Anche Castelli è della stessa idea: «Credo che avesse avuto un buon successo perché non metteva in soggezione il lettore. È disegnato come lo poteva disegnare un lettore: proprio male! Senza sapienza disegnatoria».
Le conseguenze furono il ritorno continuo del Pitore di Santini su Tilt, il diario scolastico “bufo” del 1974-1975 allegato al giornale, il calendario del 1975 (365 caselle piene di sciocchezze, uno spettacolo!) e la presenza dell’Omino Bufo in molte pagine del Corriere dei Ragazzi con cui non c’entrava nulla. «Piaceva molto a Francesconi, che era il direttore – ricorda Castelli – e allora mi faceva illustrare piccole rubriche, libri, eccetera. Battutine bufe e un omino che diceva sciocchezzine, accanto, ad esempio, alla recensione di un libro, per alleggerire sia graficamente sia testualmente la pagina.»
Inoltre, ricorda ancora l’autore, il suo contratto prevedeva un compenso fisso come redattore e sceneggiatore, a prescindere da quante pagine scrivesse al mese. I disegni, perfino quelli dell’Omino Bufo, erano invece pagati a parte: quel personaggio era quindi anche un modo per arrotondare, e Castelli comprensibilmente non faceva nulla per limitarne la colonizzazione del settimanale.

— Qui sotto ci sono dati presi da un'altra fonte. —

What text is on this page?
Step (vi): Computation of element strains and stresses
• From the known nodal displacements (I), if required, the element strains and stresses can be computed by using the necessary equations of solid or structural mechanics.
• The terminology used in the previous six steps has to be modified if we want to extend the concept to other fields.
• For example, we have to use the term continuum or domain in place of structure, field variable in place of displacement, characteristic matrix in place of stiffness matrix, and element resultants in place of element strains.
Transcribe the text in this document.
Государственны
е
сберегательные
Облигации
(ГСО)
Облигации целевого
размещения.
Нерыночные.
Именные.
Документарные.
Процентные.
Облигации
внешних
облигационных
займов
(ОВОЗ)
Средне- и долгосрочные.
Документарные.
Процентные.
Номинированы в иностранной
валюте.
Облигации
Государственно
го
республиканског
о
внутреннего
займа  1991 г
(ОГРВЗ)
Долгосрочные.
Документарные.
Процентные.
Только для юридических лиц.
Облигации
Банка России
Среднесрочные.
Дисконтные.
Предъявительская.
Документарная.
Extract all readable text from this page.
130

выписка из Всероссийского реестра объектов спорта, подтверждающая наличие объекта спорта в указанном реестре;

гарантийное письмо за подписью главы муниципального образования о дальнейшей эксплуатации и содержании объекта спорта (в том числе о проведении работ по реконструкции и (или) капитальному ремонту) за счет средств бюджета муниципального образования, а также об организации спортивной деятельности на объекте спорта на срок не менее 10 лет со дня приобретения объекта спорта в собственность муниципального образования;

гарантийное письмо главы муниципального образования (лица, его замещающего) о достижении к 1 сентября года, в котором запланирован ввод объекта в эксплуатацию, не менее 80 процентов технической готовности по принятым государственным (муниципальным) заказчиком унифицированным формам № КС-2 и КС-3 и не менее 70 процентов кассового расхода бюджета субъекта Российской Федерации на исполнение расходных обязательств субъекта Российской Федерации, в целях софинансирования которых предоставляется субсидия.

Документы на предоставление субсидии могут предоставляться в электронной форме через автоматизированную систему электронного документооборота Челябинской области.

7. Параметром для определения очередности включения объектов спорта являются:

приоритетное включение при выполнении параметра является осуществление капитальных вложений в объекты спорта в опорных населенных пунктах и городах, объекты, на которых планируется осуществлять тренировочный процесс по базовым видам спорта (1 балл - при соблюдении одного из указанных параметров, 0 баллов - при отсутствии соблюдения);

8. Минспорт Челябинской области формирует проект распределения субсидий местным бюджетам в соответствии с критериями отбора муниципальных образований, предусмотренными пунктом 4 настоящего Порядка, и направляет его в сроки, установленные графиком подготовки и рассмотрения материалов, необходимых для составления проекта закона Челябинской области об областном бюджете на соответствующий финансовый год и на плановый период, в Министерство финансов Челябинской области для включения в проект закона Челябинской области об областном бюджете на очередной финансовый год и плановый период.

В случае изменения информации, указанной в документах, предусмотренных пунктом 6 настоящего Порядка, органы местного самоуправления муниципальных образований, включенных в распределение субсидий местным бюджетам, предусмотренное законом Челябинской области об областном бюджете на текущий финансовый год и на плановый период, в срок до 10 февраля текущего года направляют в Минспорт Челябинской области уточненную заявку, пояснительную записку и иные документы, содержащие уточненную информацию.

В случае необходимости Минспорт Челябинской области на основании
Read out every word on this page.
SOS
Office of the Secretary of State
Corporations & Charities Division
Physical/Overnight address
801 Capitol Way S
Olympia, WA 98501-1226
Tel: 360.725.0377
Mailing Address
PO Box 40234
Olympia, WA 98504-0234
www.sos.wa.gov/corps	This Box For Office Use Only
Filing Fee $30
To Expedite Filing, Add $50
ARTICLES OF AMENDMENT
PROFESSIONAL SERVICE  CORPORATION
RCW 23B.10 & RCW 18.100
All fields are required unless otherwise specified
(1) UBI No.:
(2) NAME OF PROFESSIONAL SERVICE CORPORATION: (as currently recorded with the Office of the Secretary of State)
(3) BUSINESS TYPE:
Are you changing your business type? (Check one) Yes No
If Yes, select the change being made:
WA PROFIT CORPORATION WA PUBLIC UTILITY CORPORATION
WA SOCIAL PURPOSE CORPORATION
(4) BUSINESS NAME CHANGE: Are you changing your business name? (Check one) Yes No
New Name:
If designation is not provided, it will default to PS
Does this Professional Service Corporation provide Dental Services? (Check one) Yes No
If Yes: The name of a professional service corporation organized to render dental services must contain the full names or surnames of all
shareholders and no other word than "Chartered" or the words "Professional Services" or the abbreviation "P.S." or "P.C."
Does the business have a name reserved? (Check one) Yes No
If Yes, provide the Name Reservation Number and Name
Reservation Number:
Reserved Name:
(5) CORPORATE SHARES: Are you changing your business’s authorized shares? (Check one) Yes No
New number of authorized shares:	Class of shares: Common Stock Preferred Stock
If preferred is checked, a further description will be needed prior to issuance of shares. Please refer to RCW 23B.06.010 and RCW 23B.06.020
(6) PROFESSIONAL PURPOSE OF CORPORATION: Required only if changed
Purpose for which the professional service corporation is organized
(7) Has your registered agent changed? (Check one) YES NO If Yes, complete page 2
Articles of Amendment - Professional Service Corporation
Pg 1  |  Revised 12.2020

Chiuso il Corriere dei Ragazzi nel 1976, l’Omino Bufo tornò nel 1984 sul mensile di Lupo Alberto, e ancora nel 1992 sul Cattivik pubblicato da Acme/Macchia Nera, fondata da Silver e da Francesco Coniglio.
Oltre alle ristampe delle strisce “storiche”, su quelle pagine il Pitore di Santini si espresse in nuove battute sullo stesso tono. Con il personaggio ritornò anche l’abitudine di coinvolgere i lettori, invitati ufficialmente a mandare idee per la serie. Ancora una volta, i lettori apprezzarono, e uscirono diverse strisce firmate da altri “pitori” e ridisegnate dal maestro.

Pasagio di testimmone
In quegli anni collaborava con Macchia Nera un giovane sceneggiatore, con ambizioni mai sopite di disegnare fumetti, di nome Francesco Artibani. Era un fan di Castelli e del suo Omino Bufo, conosciuto su una collezione di Corriere dei Ragazzi «che girava in casa, regalo di un cugino più grande che si era liberato della sua collezione. In seguito, leggendo l’Eureka gestita da Castelli e Silver, ho potuto conoscere meglio la poetica del geniale Pitore di Santini ma ricordo – sempre negli anni Ottanta – una storia a fumetti serializzata sulle pagine del quotidiano Il Messaggero da una serie di autori straordinari. Una di quelle pagine era proprio opera di Castelli, realizzata con il suo stile bufo. È stato un imprinting progressivo».
Quando terminarono le strisce del Pitore originale, Coniglio propose ad Artibani di continuare la serie. «Così ho fatto delle prove, prima cercando di imitare maggiormente il segno di Castelli e poi, piano piano, trovando uno stile più personale – sia nel disegno che nei contenuti – ma sempre cercando di rispettare (almeno spero) l’opera suprema del Pitore.»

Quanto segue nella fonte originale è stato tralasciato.